The CMS online Cloud (redundant and grizzly reborn) in CHEP2013

I presented the details of our new cloud: “The CMS openstack, opportunistic, overlay, online-cluster Cloud (CMSooooCloud)” on the 20th International Conference on Computing in High Energy and Nuclear Physics (CHEP2013). Find there details on our easily scalable and redundant infrastructure implementation.

The CMS online Cloud (redundant and grizzly reborn)

In August, we put in production our new implementation of the CMS online Cloud. I will present the results of the efforts by Olivier Chaze, Wojciech and myself in CHEP2013.
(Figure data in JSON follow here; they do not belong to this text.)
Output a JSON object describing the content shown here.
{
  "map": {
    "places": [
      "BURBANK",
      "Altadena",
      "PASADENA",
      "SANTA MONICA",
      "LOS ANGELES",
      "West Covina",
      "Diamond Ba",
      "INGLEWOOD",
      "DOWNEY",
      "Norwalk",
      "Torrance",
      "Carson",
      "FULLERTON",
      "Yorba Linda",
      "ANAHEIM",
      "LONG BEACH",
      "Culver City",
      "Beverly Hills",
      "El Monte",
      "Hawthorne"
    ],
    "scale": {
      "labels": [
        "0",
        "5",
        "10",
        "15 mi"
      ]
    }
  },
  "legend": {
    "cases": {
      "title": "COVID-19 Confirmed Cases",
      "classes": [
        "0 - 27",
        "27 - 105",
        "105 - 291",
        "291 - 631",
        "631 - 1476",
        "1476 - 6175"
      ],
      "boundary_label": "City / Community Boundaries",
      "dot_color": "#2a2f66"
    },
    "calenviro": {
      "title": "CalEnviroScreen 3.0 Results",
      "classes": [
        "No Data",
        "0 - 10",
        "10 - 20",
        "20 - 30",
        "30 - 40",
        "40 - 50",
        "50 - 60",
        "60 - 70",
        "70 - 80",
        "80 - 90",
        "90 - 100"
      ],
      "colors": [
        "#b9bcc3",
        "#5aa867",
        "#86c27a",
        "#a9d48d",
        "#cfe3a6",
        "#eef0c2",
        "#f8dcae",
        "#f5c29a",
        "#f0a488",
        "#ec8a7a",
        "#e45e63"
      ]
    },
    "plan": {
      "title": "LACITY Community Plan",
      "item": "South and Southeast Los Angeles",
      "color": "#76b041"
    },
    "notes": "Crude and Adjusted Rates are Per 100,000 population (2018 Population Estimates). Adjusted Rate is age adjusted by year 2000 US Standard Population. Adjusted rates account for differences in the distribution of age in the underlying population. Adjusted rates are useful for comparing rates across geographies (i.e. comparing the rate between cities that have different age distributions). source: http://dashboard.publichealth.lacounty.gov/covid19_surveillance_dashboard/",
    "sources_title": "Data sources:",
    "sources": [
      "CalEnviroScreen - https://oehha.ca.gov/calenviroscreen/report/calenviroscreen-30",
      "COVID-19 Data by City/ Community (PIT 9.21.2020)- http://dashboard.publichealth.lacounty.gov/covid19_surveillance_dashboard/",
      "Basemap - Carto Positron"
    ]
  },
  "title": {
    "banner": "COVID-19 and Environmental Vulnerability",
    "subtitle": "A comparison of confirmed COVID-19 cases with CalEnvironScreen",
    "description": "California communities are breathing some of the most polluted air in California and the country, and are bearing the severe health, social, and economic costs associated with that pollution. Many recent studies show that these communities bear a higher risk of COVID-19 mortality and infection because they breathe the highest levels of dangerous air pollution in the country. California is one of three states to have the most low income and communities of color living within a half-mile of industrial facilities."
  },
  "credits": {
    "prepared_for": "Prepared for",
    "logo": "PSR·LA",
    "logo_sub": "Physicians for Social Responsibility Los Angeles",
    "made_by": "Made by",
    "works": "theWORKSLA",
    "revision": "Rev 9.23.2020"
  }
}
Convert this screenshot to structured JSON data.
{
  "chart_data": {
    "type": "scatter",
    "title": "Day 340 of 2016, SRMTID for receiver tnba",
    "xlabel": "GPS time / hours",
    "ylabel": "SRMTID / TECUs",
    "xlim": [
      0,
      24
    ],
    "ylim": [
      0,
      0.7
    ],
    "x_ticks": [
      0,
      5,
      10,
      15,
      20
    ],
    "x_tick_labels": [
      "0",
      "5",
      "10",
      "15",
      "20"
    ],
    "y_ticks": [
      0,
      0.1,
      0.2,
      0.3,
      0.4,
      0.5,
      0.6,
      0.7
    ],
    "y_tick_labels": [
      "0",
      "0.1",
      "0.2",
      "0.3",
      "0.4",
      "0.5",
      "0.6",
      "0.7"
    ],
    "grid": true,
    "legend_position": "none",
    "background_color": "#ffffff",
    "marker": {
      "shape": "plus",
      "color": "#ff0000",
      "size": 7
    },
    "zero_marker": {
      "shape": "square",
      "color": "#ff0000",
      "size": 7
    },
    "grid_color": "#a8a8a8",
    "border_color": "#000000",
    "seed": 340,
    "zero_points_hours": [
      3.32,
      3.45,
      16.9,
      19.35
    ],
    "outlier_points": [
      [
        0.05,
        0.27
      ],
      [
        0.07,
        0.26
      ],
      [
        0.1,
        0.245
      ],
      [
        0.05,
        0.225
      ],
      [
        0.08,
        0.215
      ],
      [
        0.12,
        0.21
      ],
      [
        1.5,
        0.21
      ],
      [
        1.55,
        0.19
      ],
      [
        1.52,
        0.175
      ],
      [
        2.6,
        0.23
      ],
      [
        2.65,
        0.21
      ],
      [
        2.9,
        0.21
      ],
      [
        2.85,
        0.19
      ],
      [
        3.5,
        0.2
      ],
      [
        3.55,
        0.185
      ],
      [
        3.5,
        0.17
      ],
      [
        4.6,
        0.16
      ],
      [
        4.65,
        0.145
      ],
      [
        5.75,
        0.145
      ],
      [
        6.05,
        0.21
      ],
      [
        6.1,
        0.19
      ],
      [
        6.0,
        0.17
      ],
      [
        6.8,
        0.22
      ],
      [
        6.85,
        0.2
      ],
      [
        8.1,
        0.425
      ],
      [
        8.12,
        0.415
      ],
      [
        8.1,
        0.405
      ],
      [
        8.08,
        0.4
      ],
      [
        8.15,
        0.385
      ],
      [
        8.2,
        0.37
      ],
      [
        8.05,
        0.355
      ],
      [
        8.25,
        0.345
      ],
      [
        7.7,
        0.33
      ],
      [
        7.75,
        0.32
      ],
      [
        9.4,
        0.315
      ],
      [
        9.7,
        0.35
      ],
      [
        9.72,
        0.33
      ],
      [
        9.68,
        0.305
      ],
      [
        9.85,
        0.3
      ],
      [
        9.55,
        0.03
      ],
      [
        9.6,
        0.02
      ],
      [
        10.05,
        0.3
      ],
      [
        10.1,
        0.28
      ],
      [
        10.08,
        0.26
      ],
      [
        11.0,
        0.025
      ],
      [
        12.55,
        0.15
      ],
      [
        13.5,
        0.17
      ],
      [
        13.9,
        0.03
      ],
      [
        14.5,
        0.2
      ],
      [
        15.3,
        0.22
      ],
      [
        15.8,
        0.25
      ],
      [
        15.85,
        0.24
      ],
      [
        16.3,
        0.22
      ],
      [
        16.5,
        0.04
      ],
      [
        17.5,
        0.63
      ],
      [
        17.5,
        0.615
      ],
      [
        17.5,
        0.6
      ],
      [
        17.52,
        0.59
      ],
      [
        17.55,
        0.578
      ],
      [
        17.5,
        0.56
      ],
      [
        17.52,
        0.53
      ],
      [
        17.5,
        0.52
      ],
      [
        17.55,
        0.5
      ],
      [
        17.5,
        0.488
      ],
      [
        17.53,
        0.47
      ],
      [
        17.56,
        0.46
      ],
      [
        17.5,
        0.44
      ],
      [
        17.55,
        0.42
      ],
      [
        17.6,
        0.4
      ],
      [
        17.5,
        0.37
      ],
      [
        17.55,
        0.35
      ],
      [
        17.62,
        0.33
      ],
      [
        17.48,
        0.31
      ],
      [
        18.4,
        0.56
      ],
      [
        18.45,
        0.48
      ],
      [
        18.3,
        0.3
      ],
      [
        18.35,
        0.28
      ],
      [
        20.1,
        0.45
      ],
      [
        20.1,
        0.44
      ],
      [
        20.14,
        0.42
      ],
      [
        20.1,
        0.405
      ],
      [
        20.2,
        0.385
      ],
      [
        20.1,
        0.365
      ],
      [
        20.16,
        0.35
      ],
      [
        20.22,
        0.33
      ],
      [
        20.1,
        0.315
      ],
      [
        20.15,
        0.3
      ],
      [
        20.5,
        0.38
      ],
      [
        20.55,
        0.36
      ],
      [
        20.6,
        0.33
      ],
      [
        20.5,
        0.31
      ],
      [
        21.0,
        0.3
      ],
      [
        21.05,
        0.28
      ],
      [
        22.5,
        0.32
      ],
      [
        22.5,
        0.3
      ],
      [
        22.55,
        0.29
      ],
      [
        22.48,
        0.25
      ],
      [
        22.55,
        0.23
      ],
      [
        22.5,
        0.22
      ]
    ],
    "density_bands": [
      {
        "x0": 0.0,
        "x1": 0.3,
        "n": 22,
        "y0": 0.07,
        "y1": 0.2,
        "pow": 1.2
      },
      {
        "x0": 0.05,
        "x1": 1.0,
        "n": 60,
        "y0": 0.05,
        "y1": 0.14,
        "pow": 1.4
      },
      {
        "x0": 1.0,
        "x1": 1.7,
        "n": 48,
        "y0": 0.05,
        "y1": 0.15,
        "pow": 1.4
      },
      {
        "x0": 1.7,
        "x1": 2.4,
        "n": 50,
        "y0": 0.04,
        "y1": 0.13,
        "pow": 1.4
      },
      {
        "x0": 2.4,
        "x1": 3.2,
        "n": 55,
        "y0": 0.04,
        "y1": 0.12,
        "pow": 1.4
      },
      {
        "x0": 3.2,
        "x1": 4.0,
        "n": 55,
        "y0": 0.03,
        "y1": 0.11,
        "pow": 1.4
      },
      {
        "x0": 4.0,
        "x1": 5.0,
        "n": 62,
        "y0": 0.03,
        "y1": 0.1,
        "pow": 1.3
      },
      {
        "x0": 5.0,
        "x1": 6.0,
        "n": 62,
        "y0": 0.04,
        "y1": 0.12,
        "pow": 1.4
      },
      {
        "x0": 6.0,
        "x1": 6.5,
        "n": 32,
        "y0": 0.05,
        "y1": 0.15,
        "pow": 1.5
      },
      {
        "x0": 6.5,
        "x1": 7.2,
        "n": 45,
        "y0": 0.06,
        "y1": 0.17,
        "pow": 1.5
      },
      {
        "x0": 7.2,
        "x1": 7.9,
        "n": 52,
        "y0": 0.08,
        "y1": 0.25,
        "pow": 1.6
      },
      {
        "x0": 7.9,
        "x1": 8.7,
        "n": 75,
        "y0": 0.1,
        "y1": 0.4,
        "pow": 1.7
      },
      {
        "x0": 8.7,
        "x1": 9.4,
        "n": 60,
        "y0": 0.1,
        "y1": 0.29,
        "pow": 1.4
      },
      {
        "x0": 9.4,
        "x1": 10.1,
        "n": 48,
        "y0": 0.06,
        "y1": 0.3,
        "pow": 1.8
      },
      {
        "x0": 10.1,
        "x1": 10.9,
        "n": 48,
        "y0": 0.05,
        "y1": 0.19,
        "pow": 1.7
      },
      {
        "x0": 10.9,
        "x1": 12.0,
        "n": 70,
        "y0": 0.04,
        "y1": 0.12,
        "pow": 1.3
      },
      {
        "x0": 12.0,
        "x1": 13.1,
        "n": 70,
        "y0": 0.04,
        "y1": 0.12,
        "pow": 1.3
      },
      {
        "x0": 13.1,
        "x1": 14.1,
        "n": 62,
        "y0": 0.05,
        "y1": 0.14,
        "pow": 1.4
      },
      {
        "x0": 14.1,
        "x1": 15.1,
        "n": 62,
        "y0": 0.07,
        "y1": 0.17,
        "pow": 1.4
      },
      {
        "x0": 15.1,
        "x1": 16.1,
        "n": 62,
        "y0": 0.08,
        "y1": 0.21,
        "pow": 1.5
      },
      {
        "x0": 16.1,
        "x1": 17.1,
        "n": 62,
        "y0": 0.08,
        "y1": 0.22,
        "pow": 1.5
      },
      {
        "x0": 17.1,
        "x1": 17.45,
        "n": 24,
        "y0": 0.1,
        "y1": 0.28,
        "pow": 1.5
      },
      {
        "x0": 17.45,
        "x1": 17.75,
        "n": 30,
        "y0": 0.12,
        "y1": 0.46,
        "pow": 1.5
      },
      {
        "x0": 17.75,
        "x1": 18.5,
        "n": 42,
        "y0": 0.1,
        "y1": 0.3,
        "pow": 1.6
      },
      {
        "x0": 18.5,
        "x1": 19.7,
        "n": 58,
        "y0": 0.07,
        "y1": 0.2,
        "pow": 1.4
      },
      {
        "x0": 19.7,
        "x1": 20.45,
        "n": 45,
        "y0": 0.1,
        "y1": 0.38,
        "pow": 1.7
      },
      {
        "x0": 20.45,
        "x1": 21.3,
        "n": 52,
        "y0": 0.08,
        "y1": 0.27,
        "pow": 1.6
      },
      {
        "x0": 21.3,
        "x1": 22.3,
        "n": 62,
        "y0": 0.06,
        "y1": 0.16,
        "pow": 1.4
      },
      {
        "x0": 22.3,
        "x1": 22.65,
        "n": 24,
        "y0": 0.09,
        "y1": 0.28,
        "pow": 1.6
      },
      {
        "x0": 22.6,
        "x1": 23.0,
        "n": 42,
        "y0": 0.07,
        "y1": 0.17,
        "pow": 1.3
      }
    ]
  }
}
The new CMS online Cloud features now a complete easily scalable and redundant infrastructure. We implemented:

  • RabbitMQ in cluster with replicated queues as described by RabbitMQ people in here;
  • MySQL cluster after modifying minimally the definition of the tables needed by the different OpenStack services;
  • Grizzly OpenStack services in active/active using the clusterware corosync/pacemaker and Round Robin aliases as an easy load balancer when needed (keystone, dashboard, APIs…). I want to thank here Florian Haas that gave me a guideline to develop the clusterware agent scripts for the different services.

This made our 1300 hypervisors (~13000 cores) cloud resilient to failures! The controlling infrastructure described briefly above scales nicely. I’ll post the link to the presentation after it is given.